As Kate Raworth, the author of ‘Doughnut Economy’ says, a healthy economy should be designed to thrive, not just grow perpetually. She asks, ‘What does one do when income increase losses its charm and becomes just a commodity that no longer adds any value to life?’ Mankind may be reaching that point of diminishing returns from money.Past many decades have been an era of mass consumerism when the feel-good sense was about acquiring new discretionary products for comfort and convenience.
GDP as a consumer activity index remained unrelated to human values or ecosystem quality or stability. This has led to human consumption crossing the planetary boundaries and causing destruction of the earth- ecosystem, often quite unseen by the masses!
Economics has become degenerative in chasing unlimited growth, the ‘Take-Make-Use- Discard’ model, that adds little value to the well-being of humans or the nature. Recovery from the failing economies offers us the opportunity for a more holistic model and this awareness is growing! Over 160 cities across the world are already generating part of their energy needs from the sun, wind and waste; and trying to shift to circular economy methods of ‘Make-Reduce- Reuse-Recycle’. That economy will be far more resilient to disruptions and sustainable for the future.
To avoid future disruptions, the economies must become distributive and work towards spreading the benefits of progress to many. This can reduce the potential dangers of escalating social tensions. Knowledge, power and wealth can be more distributive if our technology and institutions become more participative.
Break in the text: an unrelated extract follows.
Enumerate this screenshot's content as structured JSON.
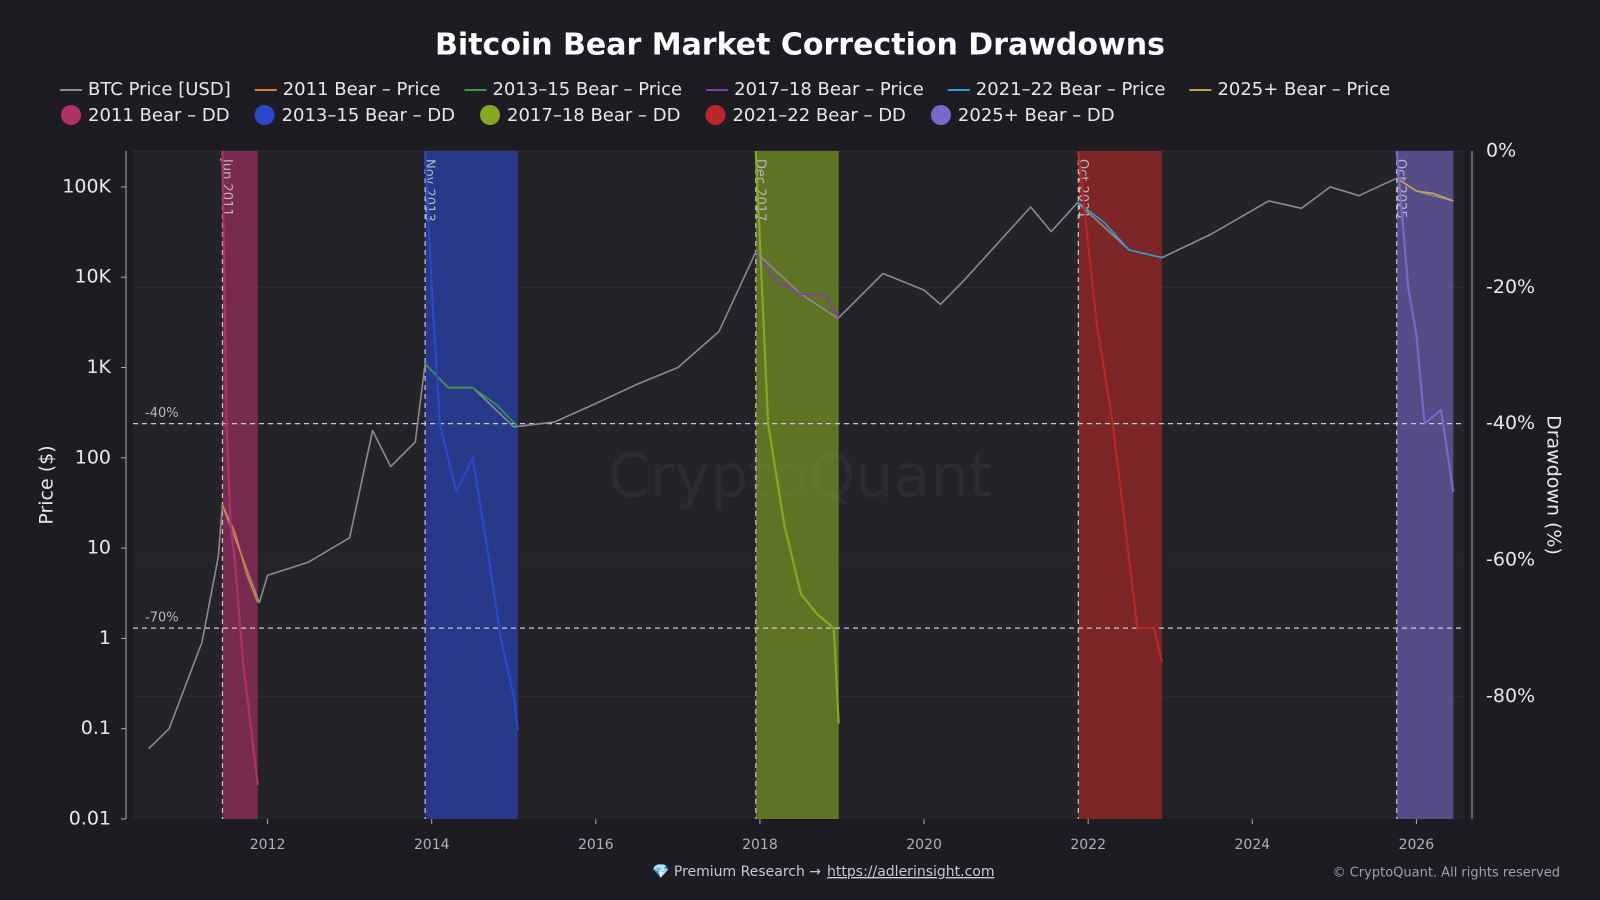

Instead of Fossil-Fuel dependence and mass manufacture model of the 20th century, we now have distributed solar power, digital platforms and 3-D printing that can be far more resilient in future.
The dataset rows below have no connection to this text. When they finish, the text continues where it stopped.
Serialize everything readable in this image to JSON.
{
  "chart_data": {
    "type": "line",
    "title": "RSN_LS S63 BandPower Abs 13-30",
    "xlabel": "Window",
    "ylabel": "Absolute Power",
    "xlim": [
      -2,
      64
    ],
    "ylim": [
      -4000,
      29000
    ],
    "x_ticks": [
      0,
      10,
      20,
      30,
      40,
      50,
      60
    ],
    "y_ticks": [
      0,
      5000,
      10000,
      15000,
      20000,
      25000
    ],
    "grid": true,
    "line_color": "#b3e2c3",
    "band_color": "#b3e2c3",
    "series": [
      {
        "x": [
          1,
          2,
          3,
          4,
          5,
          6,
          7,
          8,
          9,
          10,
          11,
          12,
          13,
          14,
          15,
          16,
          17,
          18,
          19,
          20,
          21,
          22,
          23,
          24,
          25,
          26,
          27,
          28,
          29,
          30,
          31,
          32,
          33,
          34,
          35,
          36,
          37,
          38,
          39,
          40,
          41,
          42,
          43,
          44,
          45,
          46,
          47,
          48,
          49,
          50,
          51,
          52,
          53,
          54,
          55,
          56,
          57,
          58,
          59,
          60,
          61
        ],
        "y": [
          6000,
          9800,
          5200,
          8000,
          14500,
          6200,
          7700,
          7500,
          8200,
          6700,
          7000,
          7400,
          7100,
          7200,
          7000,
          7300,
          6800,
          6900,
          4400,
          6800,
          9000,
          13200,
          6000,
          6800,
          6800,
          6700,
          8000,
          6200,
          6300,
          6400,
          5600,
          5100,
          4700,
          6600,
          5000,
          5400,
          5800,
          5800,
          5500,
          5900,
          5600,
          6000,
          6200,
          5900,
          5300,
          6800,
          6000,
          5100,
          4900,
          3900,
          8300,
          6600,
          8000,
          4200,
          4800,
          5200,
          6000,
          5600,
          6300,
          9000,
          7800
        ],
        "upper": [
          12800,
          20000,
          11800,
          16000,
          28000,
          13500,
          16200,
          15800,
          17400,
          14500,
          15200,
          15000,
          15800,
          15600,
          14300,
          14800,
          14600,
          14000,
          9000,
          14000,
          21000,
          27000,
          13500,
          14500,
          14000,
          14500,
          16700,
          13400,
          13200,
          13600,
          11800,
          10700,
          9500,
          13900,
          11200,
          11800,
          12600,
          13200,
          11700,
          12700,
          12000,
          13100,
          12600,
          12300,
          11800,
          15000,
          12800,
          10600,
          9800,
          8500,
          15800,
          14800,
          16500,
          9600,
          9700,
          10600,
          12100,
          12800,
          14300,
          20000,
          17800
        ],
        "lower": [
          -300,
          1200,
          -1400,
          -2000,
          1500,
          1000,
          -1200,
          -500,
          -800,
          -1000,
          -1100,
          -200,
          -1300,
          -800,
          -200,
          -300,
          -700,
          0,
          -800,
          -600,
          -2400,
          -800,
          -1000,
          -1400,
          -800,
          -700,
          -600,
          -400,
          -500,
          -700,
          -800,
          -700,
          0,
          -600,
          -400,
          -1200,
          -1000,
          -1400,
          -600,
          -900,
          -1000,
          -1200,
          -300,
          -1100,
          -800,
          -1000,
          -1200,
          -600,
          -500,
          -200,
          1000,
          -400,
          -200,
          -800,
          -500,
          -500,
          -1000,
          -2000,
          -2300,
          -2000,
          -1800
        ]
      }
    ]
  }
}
Corporates that are still fixated on maximum returns for their shareholders are getting outdated and no longer competitive. Now social enterprises that are designed to generate multiple forms of values and share it across the networks are the new winners. They integrate human development with preserving natural assets for optimum benefits to both. There is new realization that such designs can create extraordinary opportunities for the 21st Century. This is what economic recovery must do to bring us safely back to within the planetary boundaries.
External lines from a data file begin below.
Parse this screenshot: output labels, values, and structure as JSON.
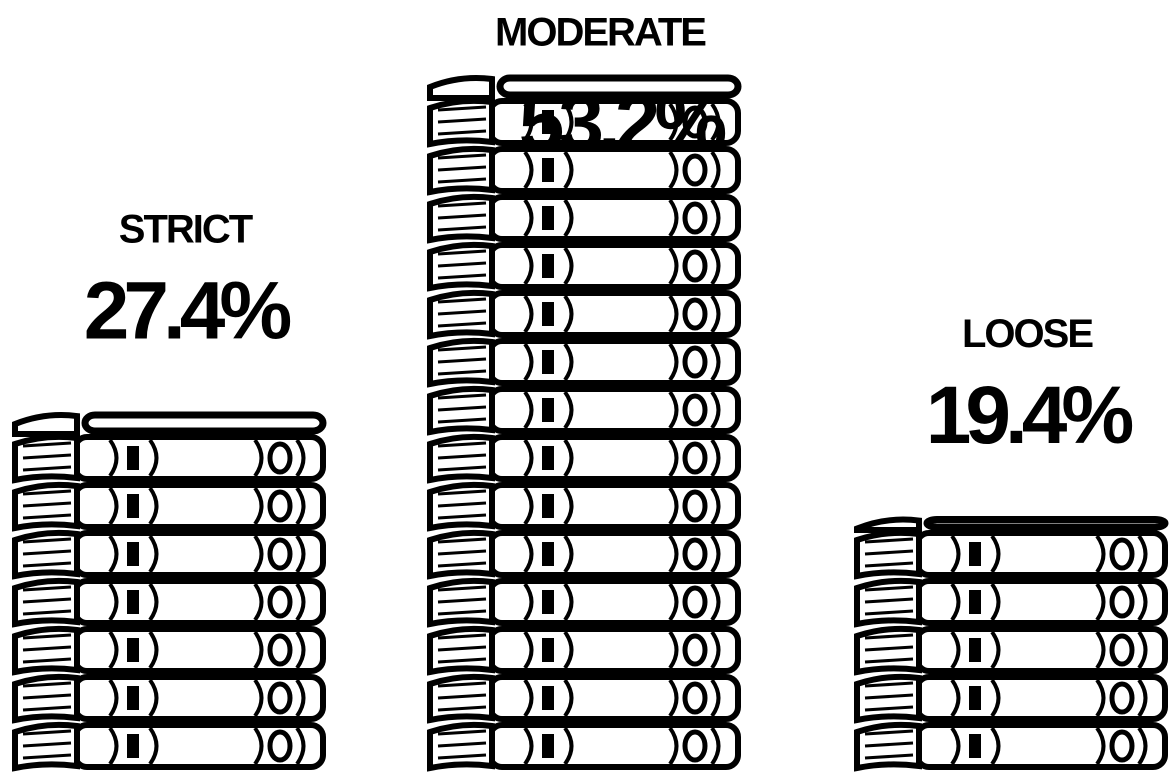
{
  "chart_data": {
    "type": "pictograph",
    "categories": [
      "STRICT",
      "MODERATE",
      "LOOSE"
    ],
    "values": [
      27.4,
      53.2,
      19.4
    ],
    "value_labels": [
      "27.4%",
      "53.2%",
      "19.4%"
    ],
    "color": "#000000"
  }
}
Growth is indeed good when it necessary to grow, but unlimited growth is like a cancer because nothing in nature keeps growing forever. Hence human addiction to growth must plateau at some point and the time is ripe for that qualitative change for humanity to thrive and ensure that nature can also thrive.
This is the story of the 21st century for most of the progressive world that must coexist with Nature. We need financial, political and social innovations that can enable us to achieve this transition. Only then we can focus on thriving within the social and ecological boundaries and unleash the creativity for real qualitative upgrade to life. It is time to unshackle the old dogmas and bring-in all the ingenuity to design the future. That will be the best way to mark the World Environment Day 2020.
Prof Amitav Mallik is Former Member of the National Security Advisory Board, and Hon. Trustee & Founder Member of Pune International Centre.